Так описал подвиг властителя придворный шаркун, так пишут все шаркуны, вскормлённые казной, заказные славописцы, хвалебщики и одаисты. А что было ему делать? Другие слова не врезались в камень, коль редактором был сам полководец. Нужно переплюнуть всё наплёванное до него, тогда увековечат, и вкусит писец пирожков со стола его величества прежде, чем удалится за горизонт.
И вот, смотрите, совершилось чудо! Его величество понял, что на юг, к переправе, не пробиться и повернул колесницы и гвардию свою на запад. Пять раз он атаковал презренных азиатов, и вот, увидел «молодцев», отборных воинов, которые вышли от моря и по долине Элевтера на скакунах, торопятся подать угощение кадешцам и кархемишцам, бездомным хапиру2 и домовладетельным угаритцам, и на шестой раз, вдохновлённый отцом своим Амоном и поддержанный «молодцами», прорвал хаос и соединился с новобранцами.

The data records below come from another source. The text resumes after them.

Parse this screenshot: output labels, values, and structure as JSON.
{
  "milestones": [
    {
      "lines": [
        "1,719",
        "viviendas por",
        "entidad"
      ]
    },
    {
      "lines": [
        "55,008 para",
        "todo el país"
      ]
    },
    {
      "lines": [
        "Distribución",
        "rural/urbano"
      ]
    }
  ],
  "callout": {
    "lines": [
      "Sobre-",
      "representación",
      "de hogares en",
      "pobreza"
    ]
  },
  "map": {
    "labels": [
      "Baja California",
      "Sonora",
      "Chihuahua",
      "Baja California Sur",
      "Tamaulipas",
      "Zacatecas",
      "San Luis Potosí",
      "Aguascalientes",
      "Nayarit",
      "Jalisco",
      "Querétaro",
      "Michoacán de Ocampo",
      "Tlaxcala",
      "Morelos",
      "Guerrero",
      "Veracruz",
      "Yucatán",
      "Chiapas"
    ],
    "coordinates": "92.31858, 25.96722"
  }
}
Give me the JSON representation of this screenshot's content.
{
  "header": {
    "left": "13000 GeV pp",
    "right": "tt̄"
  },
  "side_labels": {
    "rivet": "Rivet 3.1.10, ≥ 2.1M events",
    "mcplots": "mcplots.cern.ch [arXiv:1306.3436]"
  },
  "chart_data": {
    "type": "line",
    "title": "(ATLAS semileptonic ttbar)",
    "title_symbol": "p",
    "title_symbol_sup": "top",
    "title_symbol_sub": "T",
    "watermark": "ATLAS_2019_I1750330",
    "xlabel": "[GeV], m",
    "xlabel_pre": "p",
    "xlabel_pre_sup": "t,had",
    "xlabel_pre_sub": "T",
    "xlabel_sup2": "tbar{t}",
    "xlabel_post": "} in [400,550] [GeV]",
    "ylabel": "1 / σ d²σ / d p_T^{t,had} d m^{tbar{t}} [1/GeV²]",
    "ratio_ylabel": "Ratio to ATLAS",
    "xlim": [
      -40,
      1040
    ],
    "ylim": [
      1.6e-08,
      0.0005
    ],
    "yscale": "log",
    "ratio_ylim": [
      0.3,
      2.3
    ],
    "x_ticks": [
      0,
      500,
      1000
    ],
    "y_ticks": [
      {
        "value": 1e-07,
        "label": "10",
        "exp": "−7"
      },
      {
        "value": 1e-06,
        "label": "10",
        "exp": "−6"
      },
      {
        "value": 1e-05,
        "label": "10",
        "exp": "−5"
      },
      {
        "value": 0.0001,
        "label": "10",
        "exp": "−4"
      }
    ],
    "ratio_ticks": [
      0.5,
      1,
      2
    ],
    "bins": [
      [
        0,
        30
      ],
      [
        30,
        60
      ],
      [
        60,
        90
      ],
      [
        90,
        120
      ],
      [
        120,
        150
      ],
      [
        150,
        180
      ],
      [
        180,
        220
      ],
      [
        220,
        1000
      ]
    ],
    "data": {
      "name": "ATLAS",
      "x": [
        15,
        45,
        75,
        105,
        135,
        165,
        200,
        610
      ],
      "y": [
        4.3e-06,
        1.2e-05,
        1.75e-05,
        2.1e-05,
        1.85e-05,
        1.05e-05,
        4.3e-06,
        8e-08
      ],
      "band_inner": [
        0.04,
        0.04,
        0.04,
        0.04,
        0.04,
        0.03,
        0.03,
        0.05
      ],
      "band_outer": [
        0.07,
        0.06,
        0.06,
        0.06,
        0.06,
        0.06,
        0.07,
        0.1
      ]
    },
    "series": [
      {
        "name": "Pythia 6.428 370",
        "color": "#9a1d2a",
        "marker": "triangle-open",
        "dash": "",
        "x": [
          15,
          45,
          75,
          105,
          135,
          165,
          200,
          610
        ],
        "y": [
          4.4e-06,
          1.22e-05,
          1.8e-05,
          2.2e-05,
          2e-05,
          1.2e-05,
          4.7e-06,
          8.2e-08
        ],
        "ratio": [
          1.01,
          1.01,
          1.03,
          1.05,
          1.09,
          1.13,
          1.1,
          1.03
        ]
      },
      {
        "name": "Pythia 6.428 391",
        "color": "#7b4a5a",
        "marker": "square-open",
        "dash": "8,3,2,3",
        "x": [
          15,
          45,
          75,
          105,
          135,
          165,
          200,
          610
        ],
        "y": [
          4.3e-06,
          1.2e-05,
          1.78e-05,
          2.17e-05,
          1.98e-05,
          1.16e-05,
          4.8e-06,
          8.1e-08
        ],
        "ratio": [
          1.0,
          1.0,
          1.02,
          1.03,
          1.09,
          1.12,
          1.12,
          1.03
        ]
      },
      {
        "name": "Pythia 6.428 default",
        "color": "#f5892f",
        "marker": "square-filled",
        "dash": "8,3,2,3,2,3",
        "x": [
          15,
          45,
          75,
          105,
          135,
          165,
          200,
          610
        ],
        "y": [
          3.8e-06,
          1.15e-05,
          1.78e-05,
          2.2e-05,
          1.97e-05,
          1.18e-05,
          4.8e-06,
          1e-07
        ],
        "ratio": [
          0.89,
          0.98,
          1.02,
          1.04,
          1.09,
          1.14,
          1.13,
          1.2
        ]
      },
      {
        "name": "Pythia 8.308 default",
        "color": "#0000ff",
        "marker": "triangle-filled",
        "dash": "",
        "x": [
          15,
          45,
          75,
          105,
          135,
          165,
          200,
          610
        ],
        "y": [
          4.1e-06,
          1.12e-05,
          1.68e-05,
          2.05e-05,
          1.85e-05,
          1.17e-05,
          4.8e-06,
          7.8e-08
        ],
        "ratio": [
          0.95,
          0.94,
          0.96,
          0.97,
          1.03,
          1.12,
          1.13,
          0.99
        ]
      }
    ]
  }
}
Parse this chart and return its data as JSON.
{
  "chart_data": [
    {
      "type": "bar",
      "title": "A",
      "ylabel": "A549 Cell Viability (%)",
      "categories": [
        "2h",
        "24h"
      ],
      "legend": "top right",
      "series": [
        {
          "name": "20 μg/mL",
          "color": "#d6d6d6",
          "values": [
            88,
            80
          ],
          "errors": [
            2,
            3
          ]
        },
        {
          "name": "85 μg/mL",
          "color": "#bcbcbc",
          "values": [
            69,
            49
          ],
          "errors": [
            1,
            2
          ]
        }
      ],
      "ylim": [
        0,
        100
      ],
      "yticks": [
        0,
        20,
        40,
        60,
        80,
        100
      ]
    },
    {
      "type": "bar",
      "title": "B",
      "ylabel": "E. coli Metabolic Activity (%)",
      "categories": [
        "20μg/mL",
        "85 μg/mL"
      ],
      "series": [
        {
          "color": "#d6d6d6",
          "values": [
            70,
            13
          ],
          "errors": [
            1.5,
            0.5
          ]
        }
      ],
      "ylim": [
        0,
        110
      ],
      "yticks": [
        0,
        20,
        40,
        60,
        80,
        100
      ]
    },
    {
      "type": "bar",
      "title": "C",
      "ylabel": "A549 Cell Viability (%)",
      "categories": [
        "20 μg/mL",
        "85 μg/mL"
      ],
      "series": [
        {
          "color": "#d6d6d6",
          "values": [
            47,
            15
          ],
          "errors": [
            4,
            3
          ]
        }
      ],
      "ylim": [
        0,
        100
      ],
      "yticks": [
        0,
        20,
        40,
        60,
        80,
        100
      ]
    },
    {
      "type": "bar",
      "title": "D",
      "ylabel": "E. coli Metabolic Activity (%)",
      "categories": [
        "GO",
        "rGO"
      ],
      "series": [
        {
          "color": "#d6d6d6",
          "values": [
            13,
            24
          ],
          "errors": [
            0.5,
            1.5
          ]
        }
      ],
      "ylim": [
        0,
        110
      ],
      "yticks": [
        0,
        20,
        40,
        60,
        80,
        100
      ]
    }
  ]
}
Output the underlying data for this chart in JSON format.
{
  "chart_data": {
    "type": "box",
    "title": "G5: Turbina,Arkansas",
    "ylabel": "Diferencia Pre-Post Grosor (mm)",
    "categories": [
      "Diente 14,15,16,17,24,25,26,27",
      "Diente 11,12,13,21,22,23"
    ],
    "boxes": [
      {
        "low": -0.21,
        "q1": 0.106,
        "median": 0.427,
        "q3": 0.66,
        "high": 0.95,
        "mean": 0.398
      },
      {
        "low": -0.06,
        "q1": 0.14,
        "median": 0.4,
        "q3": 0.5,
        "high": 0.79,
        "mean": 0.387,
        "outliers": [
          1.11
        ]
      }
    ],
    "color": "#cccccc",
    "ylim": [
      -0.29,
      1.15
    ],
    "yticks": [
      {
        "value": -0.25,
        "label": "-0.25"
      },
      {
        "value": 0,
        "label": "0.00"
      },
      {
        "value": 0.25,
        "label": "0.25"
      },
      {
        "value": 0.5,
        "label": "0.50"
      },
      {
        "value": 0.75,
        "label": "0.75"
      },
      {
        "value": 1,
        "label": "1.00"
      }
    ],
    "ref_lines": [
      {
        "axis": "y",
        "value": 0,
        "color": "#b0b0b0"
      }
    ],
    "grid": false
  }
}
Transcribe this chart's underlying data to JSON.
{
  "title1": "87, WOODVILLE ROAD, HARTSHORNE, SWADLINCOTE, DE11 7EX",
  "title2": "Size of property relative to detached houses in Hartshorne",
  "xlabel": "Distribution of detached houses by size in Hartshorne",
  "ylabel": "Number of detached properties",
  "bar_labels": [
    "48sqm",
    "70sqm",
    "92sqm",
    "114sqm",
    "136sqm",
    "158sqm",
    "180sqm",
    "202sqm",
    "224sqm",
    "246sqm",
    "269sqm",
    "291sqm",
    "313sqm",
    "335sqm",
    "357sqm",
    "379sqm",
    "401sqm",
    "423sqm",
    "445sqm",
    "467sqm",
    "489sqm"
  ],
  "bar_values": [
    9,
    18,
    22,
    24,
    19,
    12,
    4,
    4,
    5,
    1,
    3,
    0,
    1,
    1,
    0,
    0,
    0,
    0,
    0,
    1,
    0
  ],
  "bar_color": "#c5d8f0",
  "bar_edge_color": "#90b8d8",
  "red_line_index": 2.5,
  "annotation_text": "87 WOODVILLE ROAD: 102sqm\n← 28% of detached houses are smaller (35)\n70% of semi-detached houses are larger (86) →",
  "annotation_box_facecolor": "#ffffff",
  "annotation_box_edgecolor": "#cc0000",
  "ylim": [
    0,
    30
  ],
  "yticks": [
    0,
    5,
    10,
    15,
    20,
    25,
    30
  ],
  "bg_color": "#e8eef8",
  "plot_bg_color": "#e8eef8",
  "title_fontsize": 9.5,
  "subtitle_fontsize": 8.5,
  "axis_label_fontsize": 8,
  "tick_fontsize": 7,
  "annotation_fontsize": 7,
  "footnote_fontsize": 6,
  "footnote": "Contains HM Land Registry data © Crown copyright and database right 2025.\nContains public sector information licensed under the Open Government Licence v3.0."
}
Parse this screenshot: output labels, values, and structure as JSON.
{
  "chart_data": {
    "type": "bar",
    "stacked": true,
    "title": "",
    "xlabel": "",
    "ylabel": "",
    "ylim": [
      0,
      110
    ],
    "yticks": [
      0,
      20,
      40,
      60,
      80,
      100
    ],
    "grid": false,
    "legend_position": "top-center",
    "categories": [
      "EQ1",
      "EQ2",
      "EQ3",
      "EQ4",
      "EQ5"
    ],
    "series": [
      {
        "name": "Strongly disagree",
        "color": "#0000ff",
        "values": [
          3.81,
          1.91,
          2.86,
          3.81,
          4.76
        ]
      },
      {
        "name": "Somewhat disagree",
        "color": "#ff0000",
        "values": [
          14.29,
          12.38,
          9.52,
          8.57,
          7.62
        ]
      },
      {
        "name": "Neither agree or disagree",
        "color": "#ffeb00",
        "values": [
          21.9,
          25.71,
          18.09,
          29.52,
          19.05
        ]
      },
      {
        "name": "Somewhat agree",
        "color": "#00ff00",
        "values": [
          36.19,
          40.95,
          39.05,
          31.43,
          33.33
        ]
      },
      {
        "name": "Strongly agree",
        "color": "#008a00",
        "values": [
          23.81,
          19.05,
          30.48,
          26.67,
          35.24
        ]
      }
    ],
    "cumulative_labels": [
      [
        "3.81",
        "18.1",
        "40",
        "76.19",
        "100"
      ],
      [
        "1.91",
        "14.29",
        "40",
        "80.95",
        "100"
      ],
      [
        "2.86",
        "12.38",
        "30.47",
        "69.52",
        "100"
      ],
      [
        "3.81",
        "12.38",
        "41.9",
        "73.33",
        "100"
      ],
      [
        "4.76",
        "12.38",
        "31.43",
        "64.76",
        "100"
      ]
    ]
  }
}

1)Цитата, перевод М.А. Коростовцева
2) Хапиру не народность, а степные разбойники
Вторым нашим спасителем стал сам бездарный Муваталли, бросивший на нас полторы тысячи колесниц без поддержки пехоты. Сам с восемью тысячами воинов наблюдал с другого берега, как расстреливают из луков его возниц и копейщиков. О, язык и сердце Египта, слава Тебе! Подошли колесницы отряда «Птах» с пехотой на обозных возках, развернулись в боевой порядок (по фронту колесницы, за ними пехота в десять шеренг, с тыла и по флангам еще колесницы) и врезались в хаос, кипевший в стане «Амона». И только ночь вырвала из рук наших победу, и позволила остаткам хети укрыться за бастионами Кадеша».